Im Duell der Überraschungsteams wollen Austria Klagenfurt und der TSV Hartberg am Samstag ihren Platz in der Meistergruppe festigen. Ein Punkt trennt die beiden Clubs vor der 16. Runde, die Hartberger von Markus Schopp sind mit 25 Zählern unerwartet Vierter und damit knapp vor dem von Peter Pacult betreuten Tabellennachbarn aus Kärnten.
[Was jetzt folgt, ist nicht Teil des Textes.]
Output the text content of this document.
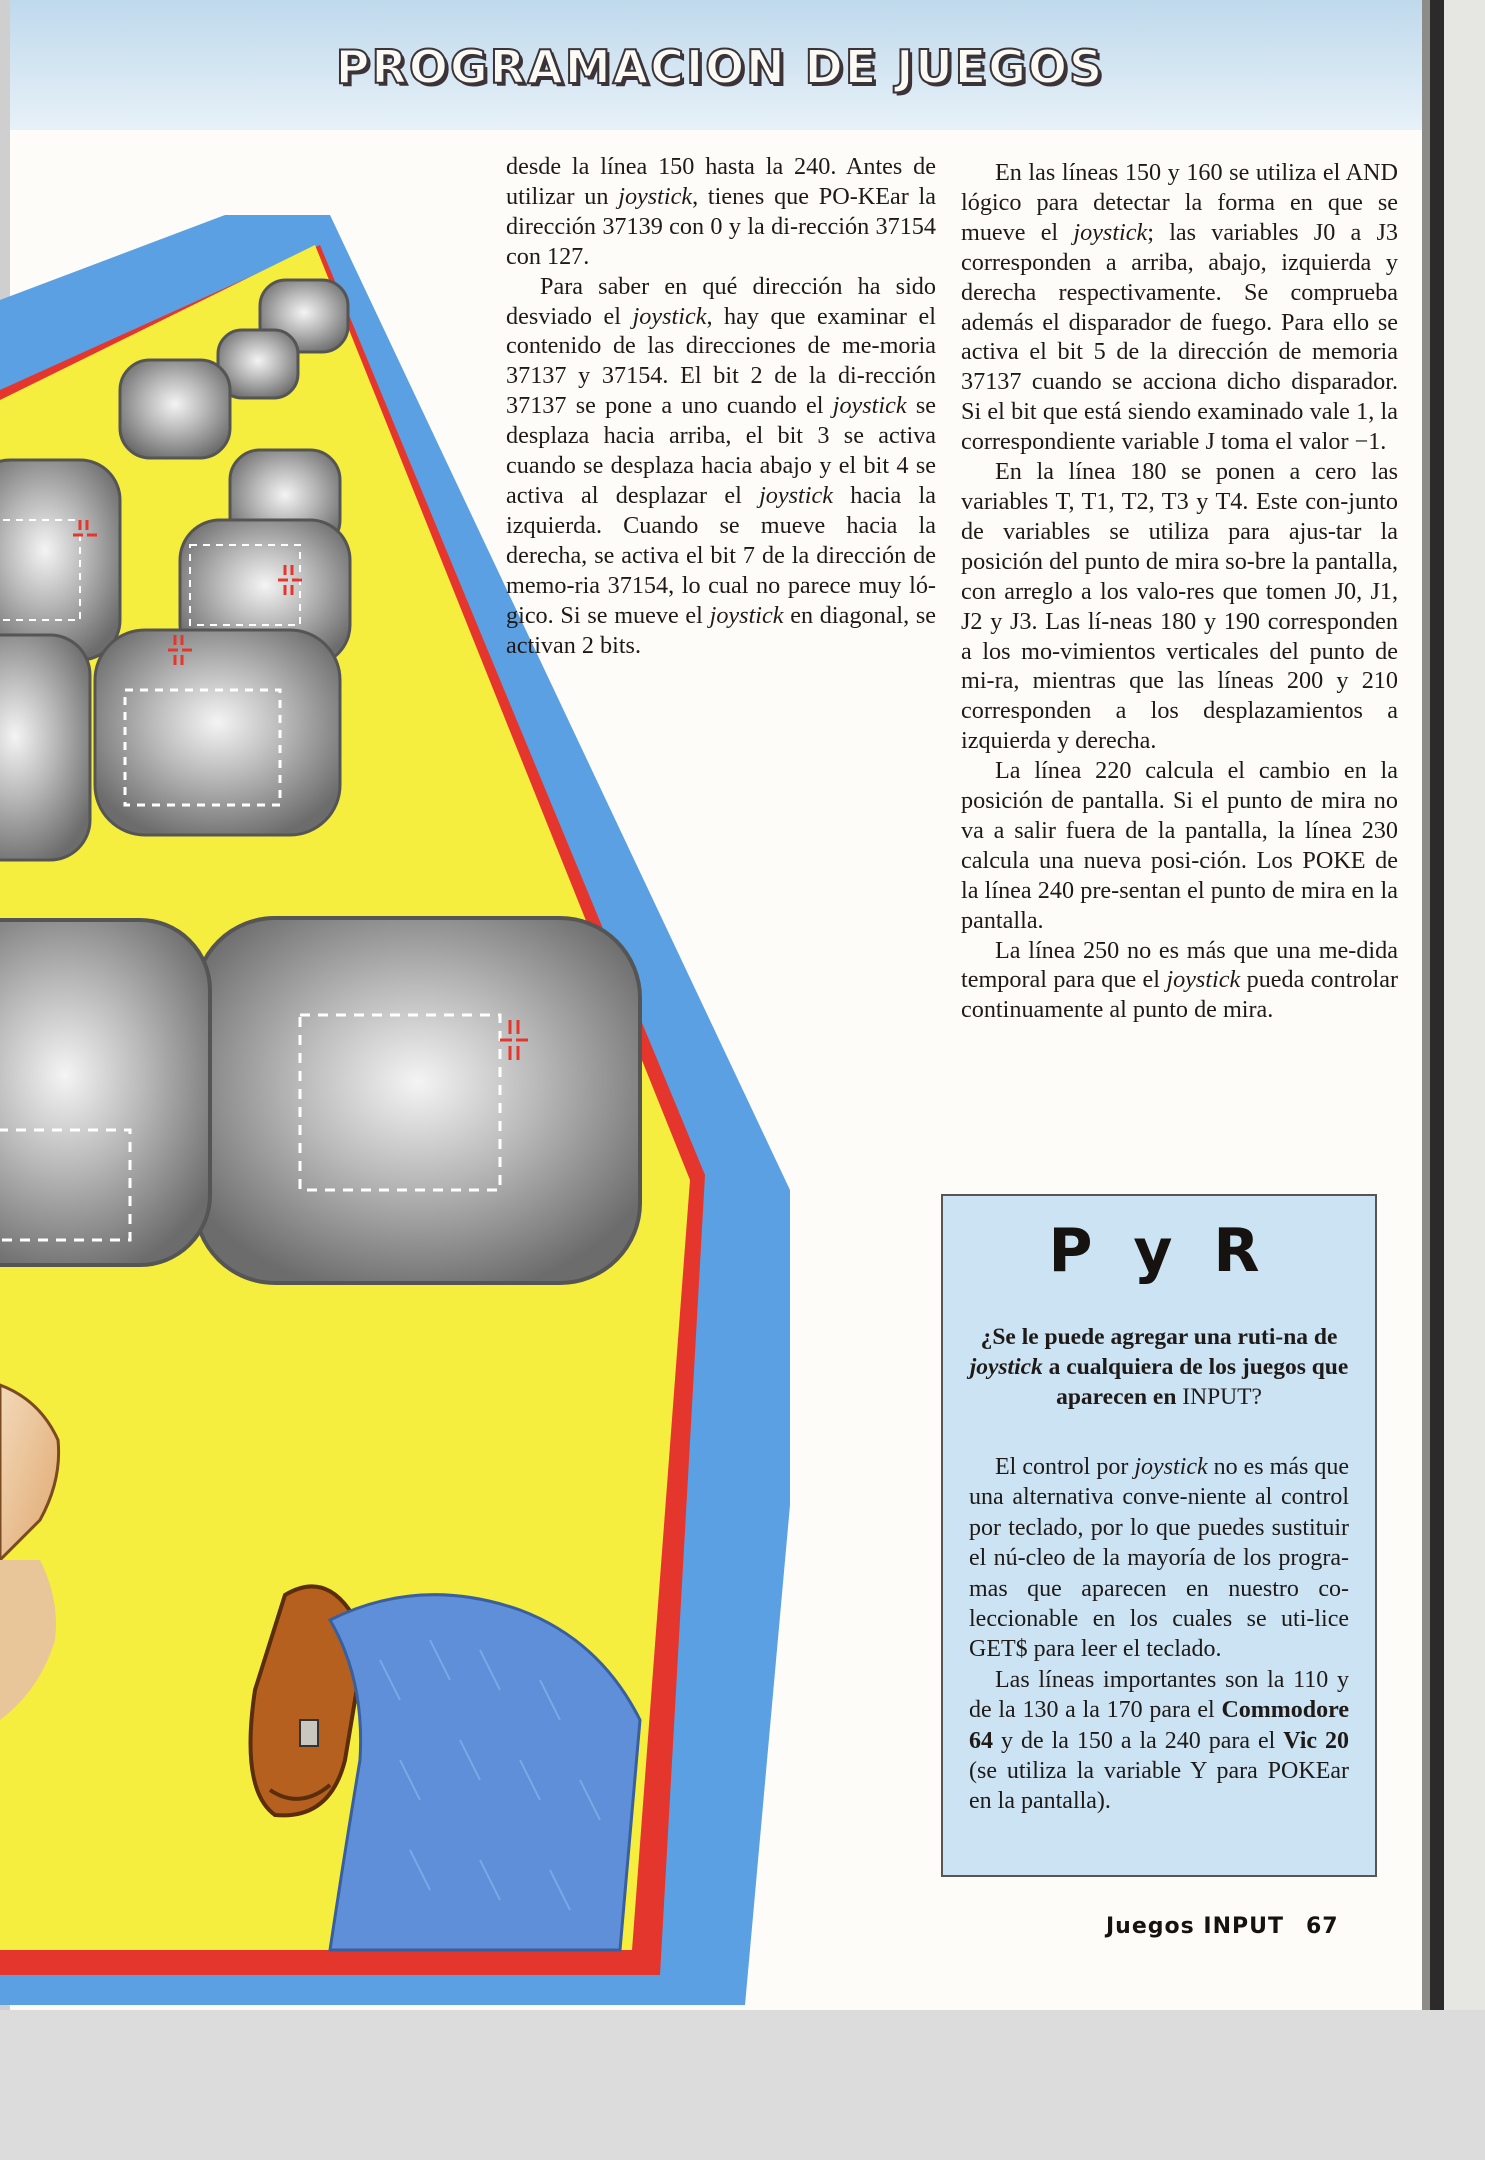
PROGRAMACION DE JUEGOS

desde la línea 150 hasta la 240. Antes de utilizar un joystick, tienes que PO-KEar la dirección 37139 con 0 y la di-rección 37154 con 127.

Para saber en qué dirección ha sido desviado el joystick, hay que examinar el contenido de las direcciones de me-moria 37137 y 37154. El bit 2 de la di-rección 37137 se pone a uno cuando el joystick se desplaza hacia arriba, el bit 3 se activa cuando se desplaza hacia abajo y el bit 4 se activa al desplazar el joystick hacia la izquierda. Cuando se mueve hacia la derecha, se activa el bit 7 de la dirección de memo-ria 37154, lo cual no parece muy ló-gico. Si se mueve el joystick en diagonal, se activan 2 bits.

En las líneas 150 y 160 se utiliza el AND lógico para detectar la forma en que se mueve el joystick; las variables J0 a J3 corresponden a arriba, abajo, izquierda y derecha respectivamente. Se comprueba además el disparador de fuego. Para ello se activa el bit 5 de la dirección de memoria 37137 cuando se acciona dicho disparador. Si el bit que está siendo examinado vale 1, la correspondiente variable J toma el valor −1.

En la línea 180 se ponen a cero las variables T, T1, T2, T3 y T4. Este con-junto de variables se utiliza para ajus-tar la posición del punto de mira so-bre la pantalla, con arreglo a los valo-res que tomen J0, J1, J2 y J3. Las lí-neas 180 y 190 corresponden a los mo-vimientos verticales del punto de mi-ra, mientras que las líneas 200 y 210 corresponden a los desplazamientos a izquierda y derecha.

La línea 220 calcula el cambio en la posición de pantalla. Si el punto de mira no va a salir fuera de la pantalla, la línea 230 calcula una nueva posi-ción. Los POKE de la línea 240 pre-sentan el punto de mira en la pantalla.

La línea 250 no es más que una me-dida temporal para que el joystick pueda controlar continuamente al punto de mira.

P y R
¿Se le puede agregar una ruti-na de joystick a cualquiera de los juegos que aparecen en INPUT?

El control por joystick no es más que una alternativa conve-niente al control por teclado, por lo que puedes sustituir el nú-cleo de la mayoría de los progra-mas que aparecen en nuestro co-leccionable en los cuales se uti-lice GET$ para leer el teclado.

Las líneas importantes son la 110 y de la 130 a la 170 para el Commodore 64 y de la 150 a la 240 para el Vic 20 (se utiliza la variable Y para POKEar en la pantalla).

Juegos INPUT 67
Die Pacult-Elf will zwei Spiele vor der Winterpause gegen den Lieblingsgegner wieder voll anschreiben.

„Mit einem Dreier würden wir vorbeiziehen, das ist ein großer Anreiz und auch unser Ziel“, betonte SKA-Verteidiger Nicolas Wimmer, der mit seinen Kollegen nach zwei Niederlagen zuletzt mit einem 1:0 in Altach auf die Siegerstraße zurückgefunden hat. Die Statistik spricht jedenfalls für die Kärntner. In den letzten fünf Bundesliga-Duellen mit den Oststeirern hieß der Sieger immer Klagenfurt. Auch das Hinspiel im August entschieden die Violetten vom Wörthersee mit 3:0 klar für sich.

„Es gibt einen Grund, warum wir gegen Klagenfurt sehr oft das Nachsehen haben“, sagte Schopp. „Ich glaube, dass wir gegen eine Mannschaft spielen, die nicht zu Unrecht in den letzten beiden Jahren in der oberen Gruppe dabei war, auch heuer eine bärenstarke Saison hinlegt und uns immer vor riesengroße Aufgaben gestellt hat.“ Schopp erwartet ein spannendes Spiel, die Hinspiel-Niederlage sei sehr wichtig für die Entwicklung gewesen und habe seine Truppe in der Folge größer werden lassen.